We did have a few customers who required online billing. Each customer had a different system to learn and comply with. Each one also required physical documentation of charges by way of USPS or Fedex. Gee, that sure saved us a lot of time, and the customer didn't have to write a check. I will concede that our invoices were large enough to be worth the time spent on billin.
0 Replies
 
CalamityJane
 
  1  
Reply Sat 3 Apr, 2010 03:08 pm
I do online banking and have an ATM, but right now I am writing a check
to the IRS Evil or Very Mad
Irishk
 
  1  
Reply Sat 3 Apr, 2010 03:11 pm
@CalamityJane,
Too bad they don't take credit cards LOL.
roger
 
  1  
Reply Sat 3 Apr, 2010 03:19 pm
@Irishk,
I am pretty sure New Mexico does. It was the first state to allow online filing. I like credit cards for online retail purchases. I have had bad experiences with both Consumer Reports and Wired Magazine using my account information to automatically, and oh so helpfully renewing subscriptions. I am not so sure I would trust a government any more that a publisher, and I don't use credit cards for any subscriptions. Just takes too much time to get a credit for the bogus charge.

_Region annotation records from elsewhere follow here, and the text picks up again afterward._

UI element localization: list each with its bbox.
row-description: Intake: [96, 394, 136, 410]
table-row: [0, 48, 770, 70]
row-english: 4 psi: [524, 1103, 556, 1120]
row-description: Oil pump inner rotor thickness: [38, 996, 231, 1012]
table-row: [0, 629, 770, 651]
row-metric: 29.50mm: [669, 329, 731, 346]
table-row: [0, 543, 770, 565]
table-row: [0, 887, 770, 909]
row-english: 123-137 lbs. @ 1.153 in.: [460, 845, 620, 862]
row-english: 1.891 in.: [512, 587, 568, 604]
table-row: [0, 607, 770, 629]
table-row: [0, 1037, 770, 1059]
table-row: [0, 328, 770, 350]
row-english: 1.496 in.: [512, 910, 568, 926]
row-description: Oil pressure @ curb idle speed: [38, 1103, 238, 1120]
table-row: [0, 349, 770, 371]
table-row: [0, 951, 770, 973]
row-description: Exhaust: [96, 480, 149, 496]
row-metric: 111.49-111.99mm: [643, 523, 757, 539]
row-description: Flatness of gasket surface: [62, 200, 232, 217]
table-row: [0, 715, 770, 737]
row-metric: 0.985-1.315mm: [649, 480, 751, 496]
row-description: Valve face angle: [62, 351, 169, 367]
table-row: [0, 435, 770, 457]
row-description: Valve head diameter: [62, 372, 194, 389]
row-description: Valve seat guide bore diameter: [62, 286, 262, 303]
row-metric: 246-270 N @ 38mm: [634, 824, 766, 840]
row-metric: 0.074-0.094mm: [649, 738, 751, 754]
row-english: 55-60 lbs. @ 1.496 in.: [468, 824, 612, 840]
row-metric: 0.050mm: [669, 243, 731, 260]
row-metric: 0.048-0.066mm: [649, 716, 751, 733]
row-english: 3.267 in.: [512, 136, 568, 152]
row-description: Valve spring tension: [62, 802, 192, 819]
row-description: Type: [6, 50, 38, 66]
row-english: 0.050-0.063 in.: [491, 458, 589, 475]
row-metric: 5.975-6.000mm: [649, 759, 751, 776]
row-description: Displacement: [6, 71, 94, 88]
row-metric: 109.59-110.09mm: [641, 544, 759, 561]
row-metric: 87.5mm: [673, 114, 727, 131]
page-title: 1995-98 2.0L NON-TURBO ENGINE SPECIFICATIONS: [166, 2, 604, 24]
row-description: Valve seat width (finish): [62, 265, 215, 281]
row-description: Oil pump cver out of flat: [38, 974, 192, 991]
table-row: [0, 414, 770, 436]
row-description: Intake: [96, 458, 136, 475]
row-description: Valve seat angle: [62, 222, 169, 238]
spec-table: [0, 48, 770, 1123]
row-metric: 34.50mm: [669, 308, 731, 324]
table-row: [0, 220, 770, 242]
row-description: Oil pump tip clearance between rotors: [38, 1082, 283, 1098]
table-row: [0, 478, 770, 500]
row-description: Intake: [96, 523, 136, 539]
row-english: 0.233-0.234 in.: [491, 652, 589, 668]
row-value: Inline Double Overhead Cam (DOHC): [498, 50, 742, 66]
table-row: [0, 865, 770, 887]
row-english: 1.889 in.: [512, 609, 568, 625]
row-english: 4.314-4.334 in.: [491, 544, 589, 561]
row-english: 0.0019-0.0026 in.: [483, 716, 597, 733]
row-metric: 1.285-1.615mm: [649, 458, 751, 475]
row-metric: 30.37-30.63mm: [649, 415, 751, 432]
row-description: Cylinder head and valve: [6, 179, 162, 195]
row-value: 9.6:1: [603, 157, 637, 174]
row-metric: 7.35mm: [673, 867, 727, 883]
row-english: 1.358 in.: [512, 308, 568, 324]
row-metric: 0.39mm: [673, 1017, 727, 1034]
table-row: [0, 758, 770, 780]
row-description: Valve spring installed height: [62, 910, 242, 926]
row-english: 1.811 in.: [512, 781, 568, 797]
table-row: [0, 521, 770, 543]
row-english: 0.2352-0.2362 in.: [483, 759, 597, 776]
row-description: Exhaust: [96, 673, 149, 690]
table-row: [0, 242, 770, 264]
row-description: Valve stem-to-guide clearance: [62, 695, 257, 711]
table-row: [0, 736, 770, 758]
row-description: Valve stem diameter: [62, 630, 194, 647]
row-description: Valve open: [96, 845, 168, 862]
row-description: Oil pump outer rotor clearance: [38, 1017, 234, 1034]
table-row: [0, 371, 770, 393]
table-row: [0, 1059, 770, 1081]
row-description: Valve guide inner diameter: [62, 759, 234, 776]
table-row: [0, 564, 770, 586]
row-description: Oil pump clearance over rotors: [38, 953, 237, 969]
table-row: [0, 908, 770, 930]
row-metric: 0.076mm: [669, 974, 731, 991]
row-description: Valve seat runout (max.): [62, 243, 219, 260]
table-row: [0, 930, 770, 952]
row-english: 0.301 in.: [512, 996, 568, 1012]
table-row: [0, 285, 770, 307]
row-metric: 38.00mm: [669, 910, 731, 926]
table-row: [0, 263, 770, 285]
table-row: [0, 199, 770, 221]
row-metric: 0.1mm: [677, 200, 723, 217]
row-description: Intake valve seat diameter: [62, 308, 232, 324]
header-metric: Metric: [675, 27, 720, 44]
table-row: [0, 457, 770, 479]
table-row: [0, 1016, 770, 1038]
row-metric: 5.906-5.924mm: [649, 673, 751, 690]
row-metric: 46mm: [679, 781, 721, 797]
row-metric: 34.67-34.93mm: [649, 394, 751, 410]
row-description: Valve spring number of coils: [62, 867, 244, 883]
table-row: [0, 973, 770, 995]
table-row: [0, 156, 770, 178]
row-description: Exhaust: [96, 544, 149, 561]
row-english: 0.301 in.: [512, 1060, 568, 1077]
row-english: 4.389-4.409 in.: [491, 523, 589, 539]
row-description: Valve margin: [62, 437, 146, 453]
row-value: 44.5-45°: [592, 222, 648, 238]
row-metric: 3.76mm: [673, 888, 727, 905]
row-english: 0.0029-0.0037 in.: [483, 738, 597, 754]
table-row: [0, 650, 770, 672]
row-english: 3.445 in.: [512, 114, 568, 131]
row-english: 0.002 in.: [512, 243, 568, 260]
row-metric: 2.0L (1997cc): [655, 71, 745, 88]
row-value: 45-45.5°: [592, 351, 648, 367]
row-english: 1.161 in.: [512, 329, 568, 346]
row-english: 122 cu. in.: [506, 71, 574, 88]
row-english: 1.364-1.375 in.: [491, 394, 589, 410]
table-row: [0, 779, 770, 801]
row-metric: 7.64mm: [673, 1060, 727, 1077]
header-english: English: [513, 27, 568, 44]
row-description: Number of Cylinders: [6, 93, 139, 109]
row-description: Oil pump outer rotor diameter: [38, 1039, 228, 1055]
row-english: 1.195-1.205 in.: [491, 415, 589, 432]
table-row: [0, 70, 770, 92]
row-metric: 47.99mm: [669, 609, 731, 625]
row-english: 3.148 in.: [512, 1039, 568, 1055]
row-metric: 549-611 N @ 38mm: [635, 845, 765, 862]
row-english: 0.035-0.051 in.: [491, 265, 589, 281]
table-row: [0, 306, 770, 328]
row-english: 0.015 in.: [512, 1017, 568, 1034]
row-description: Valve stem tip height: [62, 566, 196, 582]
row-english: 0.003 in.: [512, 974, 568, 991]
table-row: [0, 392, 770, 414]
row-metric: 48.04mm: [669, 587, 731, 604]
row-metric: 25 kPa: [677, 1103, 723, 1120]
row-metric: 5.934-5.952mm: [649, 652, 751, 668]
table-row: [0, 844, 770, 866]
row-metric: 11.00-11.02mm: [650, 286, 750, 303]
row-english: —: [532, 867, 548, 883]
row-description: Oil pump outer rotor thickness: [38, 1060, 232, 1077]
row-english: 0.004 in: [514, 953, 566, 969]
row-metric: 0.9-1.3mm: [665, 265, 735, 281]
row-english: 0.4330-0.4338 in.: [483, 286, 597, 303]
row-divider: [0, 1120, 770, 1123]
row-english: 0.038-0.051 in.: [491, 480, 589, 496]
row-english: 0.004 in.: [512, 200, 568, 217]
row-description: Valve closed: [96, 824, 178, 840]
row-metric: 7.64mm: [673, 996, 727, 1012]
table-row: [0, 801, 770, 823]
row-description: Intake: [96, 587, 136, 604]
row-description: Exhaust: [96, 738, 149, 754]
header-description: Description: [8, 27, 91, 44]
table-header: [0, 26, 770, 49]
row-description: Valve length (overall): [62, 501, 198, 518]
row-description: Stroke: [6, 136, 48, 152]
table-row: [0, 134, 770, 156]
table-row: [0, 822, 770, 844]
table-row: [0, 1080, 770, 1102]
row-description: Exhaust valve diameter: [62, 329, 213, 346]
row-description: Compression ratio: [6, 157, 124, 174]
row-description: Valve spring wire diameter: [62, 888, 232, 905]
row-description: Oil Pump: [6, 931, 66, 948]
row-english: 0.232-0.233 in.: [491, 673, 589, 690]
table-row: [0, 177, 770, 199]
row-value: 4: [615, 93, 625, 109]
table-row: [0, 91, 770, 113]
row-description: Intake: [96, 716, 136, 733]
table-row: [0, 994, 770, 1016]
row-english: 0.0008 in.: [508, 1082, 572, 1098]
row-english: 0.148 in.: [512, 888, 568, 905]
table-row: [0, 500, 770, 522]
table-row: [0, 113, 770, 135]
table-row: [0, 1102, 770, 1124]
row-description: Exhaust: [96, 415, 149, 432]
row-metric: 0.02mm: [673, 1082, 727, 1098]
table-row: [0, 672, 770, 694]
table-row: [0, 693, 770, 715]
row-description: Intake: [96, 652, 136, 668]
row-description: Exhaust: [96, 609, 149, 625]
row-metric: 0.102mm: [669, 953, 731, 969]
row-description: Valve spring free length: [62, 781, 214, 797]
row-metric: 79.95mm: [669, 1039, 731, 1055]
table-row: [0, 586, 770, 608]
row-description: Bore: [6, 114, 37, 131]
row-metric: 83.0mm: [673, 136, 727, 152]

Businesses routinely pay payroll, sales taxes, and other government fees online, but the system has to be set up in advance. I have never seen a failure in processing.
realjohnboy
 
  1  
Reply Sat 3 Apr, 2010 03:25 pm
@roger,
Ha, Roger. When I got my 2/28 bank statement, the state had deducted our sales tax payment twice. Fortunately, I carry a hefty balance in our account but a business living from day to day might have been royally screwed if the mistake caused the account to go negative.
Rockhead
 
  1  
Reply Sat 3 Apr, 2010 04:05 pm
@realjohnboy,
thought about this thread as I received a check for a brake job.

about half of my customers pay me with a check.

(i don't do plastic)

but most of them are over 50...
Merry Andrew
 
  1  
Reply Sat 3 Apr, 2010 04:14 pm
@roger,
Quote:
have had bad experiences with both Consumer Reports and Wired Magazine using my account information to automatically, and oh so helpfully renewing subscriptions


I'm having that experience with Verizon now. Many moons ago I had forgotten to send them a check for my cell phone bill. So I called and gave them authorization to tap my checking account. Now they've decided it's cool to do that every month. Instead of sending me a "bill", they send me a "statement" or "invoice" and I don't have to worry about paying. Since I never actually authorized this, I'm not sure how happy I am with it.
0 Replies
 
realjohnboy
 
  1  
Reply Sat 3 Apr, 2010 04:18 pm
@Rockhead,
Interesting comment, RH. I have stores on both sides of the Blue Ridge Mtns. On the east side (in Charlottesville and Winchester which could be described as more cosmopolitan), 80-85% of sales are on plastic. On the west side (Harrisonburg which is more rural agriculture) plastic accounts for 60% with most of the rest being cash. 60 miles apart by road, but those mountains make a big difference.